Ma, una volta immerso nelle sue ricerche, nessuna più espansione, nessuno studio di frase o di pensiero. Diviene arido come uno scoliaste. Diresti che, affaticando il cervello nelle minuterie del suo argomento, non gli rimanga voglia né forza di alzarsi nelle alte regioni della critica. Sappiamo i nomi di Dione, la sua patria, i suoi discepoli, i suoi viaggi, e i titoli e il soggetto delle sue opere; ma non per ciò conosciamo addentro Dione nel suo essere, nel suo ingegno, nel suo carattere. Ciò che colpisce, è il numero stragrande di citazioni greche e latine, anche dove i fatti sono ammessi, e non ne hanno bisogno. Il risultato più chiaro è di farci dire: — Quanta dottrina aveva accumulato nel suo cervello questo fanciullo! — Il libro ha l’apparenza di note e di notizie raccolte da infinite parti e messe insieme per fare un lavoro. C’è il materiale; manca il lavoro. A questo modo stesso sono tirati giù gli altri commentarii. Si capisce dunque da una parte che il De Sinner ci trovi poca maturità di giudizio, e da altra che uomini sommi sieno stati percossi di maraviglia innanzi a una sì grande erudizione, tutta fatica sua, ciò che faceva sperare all’Italia un filologo insigne. E non aveva che sedici anni! È l’età che potrei chiamare la luna di miele dell’immaginazione, il quarto d’ora di poesia concesso a tutti; e quando Ennio Visconti, divenuto poi il principe degli eruditi, traduceva tragedie greche e faceva versi, egli, contro il costume della sua età, scimieggiava Mai, latineggiava, correggeva testi, discuteva varianti, confrontava date, raccoglieva frammenti, disseppelliva rispettabili rovine, con quello stesso ardore che altri mettevano a disseppellire Ninive, o Troia, o Pompei.

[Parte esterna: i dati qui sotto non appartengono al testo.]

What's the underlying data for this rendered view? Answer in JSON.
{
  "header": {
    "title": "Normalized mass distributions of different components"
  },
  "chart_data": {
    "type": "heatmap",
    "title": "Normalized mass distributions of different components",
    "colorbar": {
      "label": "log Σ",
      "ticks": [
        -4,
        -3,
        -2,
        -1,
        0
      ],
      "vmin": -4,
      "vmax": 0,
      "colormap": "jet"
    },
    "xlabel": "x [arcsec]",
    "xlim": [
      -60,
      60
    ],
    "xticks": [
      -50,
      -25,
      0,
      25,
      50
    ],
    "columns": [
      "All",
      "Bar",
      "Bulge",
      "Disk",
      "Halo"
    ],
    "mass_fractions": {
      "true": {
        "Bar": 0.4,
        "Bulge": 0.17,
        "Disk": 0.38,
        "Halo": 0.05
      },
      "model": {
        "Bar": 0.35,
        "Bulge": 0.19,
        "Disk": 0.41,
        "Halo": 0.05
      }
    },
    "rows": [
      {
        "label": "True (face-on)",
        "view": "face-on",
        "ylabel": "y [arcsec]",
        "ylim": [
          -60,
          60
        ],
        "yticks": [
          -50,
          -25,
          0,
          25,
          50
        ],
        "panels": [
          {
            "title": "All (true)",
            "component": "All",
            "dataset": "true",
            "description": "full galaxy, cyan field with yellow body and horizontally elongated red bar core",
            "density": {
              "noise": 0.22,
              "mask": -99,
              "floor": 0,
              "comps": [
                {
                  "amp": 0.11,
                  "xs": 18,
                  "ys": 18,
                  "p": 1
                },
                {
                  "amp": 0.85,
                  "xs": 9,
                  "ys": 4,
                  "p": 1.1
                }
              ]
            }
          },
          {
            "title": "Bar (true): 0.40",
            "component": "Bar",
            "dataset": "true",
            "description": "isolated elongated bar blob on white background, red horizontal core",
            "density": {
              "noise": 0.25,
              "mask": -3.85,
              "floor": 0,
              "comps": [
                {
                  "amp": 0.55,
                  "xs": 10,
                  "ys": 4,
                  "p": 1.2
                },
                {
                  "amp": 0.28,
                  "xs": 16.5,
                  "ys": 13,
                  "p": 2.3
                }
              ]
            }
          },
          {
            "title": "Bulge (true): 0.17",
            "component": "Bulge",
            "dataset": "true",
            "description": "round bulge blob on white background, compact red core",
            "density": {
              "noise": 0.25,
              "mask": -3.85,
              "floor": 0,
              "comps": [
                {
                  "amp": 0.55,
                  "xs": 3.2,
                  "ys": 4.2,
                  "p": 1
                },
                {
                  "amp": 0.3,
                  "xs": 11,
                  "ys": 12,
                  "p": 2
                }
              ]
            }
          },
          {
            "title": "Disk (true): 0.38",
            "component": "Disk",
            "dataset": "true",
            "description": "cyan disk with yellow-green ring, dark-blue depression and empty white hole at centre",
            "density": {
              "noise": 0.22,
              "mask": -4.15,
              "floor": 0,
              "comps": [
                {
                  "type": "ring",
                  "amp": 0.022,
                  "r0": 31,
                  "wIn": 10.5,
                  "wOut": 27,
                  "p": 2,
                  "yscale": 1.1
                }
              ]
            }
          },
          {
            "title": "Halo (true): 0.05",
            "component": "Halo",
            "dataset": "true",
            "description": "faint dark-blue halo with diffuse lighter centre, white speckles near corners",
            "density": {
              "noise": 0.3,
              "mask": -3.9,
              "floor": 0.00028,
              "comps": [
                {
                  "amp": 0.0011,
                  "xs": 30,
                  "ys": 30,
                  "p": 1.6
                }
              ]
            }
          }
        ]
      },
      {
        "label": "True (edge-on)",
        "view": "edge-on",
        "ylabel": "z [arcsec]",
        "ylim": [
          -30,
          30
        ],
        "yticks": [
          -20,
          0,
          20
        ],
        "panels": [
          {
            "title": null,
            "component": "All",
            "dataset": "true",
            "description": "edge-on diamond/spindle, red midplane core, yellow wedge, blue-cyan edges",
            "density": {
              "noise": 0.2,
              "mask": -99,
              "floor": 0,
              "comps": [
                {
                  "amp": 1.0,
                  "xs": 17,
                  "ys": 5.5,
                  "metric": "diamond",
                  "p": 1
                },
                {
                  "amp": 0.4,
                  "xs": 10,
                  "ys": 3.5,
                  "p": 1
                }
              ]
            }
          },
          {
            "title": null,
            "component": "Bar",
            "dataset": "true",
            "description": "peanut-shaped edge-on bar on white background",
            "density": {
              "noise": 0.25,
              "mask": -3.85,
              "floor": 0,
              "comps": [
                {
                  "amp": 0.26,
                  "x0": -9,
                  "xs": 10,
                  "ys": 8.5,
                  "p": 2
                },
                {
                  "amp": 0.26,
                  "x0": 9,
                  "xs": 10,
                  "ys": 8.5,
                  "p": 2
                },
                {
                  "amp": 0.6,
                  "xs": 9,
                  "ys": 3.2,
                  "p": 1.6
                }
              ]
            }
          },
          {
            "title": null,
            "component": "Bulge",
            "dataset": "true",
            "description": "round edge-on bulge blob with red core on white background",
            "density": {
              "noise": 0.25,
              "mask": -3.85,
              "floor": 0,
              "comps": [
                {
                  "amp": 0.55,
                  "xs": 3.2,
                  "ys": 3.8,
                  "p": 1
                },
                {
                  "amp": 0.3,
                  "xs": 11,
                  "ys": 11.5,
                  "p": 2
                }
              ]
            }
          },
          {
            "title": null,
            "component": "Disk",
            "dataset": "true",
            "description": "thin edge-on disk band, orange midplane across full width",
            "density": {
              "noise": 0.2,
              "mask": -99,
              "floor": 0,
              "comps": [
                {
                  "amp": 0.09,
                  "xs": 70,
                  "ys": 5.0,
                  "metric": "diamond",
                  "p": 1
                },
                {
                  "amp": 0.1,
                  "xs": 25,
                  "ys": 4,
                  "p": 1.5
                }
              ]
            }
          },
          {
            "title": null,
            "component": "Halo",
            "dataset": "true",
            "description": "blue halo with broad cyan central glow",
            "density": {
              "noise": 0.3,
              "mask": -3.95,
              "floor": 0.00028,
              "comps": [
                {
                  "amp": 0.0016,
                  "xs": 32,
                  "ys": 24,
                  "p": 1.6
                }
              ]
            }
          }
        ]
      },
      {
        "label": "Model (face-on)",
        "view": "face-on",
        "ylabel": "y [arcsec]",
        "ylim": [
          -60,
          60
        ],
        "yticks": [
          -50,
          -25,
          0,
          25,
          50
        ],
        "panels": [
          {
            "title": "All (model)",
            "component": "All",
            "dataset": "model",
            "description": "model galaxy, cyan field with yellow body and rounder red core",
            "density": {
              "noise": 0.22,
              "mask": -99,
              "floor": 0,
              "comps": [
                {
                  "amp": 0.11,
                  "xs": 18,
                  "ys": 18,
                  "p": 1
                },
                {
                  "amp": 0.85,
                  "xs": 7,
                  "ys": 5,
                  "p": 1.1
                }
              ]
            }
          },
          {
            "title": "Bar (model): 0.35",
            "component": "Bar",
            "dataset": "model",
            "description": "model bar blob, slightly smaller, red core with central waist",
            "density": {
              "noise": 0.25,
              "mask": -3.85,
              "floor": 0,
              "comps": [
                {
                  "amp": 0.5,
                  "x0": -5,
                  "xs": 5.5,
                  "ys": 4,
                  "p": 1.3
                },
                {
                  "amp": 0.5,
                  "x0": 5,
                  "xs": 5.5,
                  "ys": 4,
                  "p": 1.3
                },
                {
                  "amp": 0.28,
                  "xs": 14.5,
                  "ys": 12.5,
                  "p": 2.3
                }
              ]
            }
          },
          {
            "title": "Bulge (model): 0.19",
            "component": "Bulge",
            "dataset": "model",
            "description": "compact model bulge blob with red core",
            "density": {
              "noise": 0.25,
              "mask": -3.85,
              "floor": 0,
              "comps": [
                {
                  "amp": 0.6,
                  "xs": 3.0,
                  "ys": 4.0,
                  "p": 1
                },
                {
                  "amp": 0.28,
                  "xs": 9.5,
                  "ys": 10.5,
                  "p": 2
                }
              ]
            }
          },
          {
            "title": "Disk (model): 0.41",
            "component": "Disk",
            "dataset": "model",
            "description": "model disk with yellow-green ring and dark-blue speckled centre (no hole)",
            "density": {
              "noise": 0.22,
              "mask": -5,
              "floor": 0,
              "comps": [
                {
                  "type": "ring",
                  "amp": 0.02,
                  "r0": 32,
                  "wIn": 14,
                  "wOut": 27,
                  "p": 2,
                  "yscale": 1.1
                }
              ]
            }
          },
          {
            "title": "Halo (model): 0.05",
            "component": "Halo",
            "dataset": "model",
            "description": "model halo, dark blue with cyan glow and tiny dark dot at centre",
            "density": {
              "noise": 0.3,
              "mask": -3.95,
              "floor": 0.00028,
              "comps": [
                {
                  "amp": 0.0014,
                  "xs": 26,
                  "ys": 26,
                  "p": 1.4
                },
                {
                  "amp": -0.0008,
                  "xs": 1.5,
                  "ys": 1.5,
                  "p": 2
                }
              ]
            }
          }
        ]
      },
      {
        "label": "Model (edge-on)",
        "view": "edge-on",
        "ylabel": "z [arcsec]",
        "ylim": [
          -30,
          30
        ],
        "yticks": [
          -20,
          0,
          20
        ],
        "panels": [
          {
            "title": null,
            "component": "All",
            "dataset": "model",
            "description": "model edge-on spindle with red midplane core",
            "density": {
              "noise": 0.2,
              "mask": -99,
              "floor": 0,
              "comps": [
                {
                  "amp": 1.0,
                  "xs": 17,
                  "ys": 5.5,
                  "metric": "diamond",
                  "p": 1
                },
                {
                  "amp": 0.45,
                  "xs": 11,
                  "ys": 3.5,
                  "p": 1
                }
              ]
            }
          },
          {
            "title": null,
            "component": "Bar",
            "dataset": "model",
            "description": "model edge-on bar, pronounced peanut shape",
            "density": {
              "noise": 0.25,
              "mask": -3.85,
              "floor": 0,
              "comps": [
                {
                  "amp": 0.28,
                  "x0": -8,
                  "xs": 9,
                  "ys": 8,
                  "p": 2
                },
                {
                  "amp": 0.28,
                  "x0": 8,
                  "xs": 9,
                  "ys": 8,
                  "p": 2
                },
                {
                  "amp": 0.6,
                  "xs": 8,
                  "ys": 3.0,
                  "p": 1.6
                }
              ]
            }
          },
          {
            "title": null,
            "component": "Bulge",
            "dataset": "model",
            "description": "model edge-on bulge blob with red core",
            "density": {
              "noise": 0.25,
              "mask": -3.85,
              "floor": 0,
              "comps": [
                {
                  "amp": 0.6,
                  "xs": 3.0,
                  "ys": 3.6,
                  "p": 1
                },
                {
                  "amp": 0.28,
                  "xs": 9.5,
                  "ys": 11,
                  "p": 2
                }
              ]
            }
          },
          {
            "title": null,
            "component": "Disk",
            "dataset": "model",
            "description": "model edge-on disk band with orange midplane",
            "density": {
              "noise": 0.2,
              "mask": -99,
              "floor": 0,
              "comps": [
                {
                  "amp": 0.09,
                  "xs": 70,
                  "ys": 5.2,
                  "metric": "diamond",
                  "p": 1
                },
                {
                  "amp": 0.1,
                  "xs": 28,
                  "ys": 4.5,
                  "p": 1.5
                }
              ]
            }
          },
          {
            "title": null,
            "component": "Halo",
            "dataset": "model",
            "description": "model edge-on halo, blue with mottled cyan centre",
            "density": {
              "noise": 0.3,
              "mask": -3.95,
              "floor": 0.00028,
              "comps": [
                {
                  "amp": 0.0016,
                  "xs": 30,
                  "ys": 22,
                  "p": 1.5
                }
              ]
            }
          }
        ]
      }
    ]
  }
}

Abbiamo l’erudito, o se vi piace meglio, l’eruditissimo, come lo chiama Niebhur, e in quella superlativa erudizione vediamo già svilupparsi quella critica che sta ancora nelle basse regioni dell’emendazione e illustrazione de’ testi.

Certo, se Giacomo avesse potuto nella biblioteca paterna trovare tutti i libri di filologia usciti in Germania, e non solo gli antichi scrittori, ma anche i più recenti, aveva attitudine, pazienza, acume a diventare sommo filologo. Leopardi fin qui non comparisce che come un giovane di grande aspettazione; e tale lo giudicavano que’ dottissimi filologi tedeschi, che ammiravano que’ suoi lavori, miracolosi per così giovane età.

E mi spiego la condotta del De Sinner, che gl’italiani biasimarono con troppa fretta. Egli ebbe in deposito questi manoscritti di Leopardi, e ne pubblicò appena un sunto; e quando Pietro Giordani glieli chiese, il De Sinner non volle. Parecchi dissero: — È per invidia, per appropriarsi i lavori di Leopardi — ; giudizio temerario, che dobbiamo biasimare. De Sinner non volle e disse: — Non capisco la vostra premura, avete un grande scrittore italiano in Leopardi, e volete farne uno scolare di filologia — . L’aver poi egli venduto que’ manoscritti alla Biblioteca Nazionale di Firenze per cavarne un profitto personale, è una azione che sarà giudicata severamente da tutti quelli che hanno in onore la dignità umana.
Il giovane di grande aspettazione, dalla pubblicazione di questi manoscritti attendeva fama e qualche profitto. Il profitto se l’ebbe De Sinner; la fama gli venne per altra via. E i manoscritti, salvo i pochi pubblicati dal Cugnoni, giacciono polverosi nella Biblioteca Nazionale.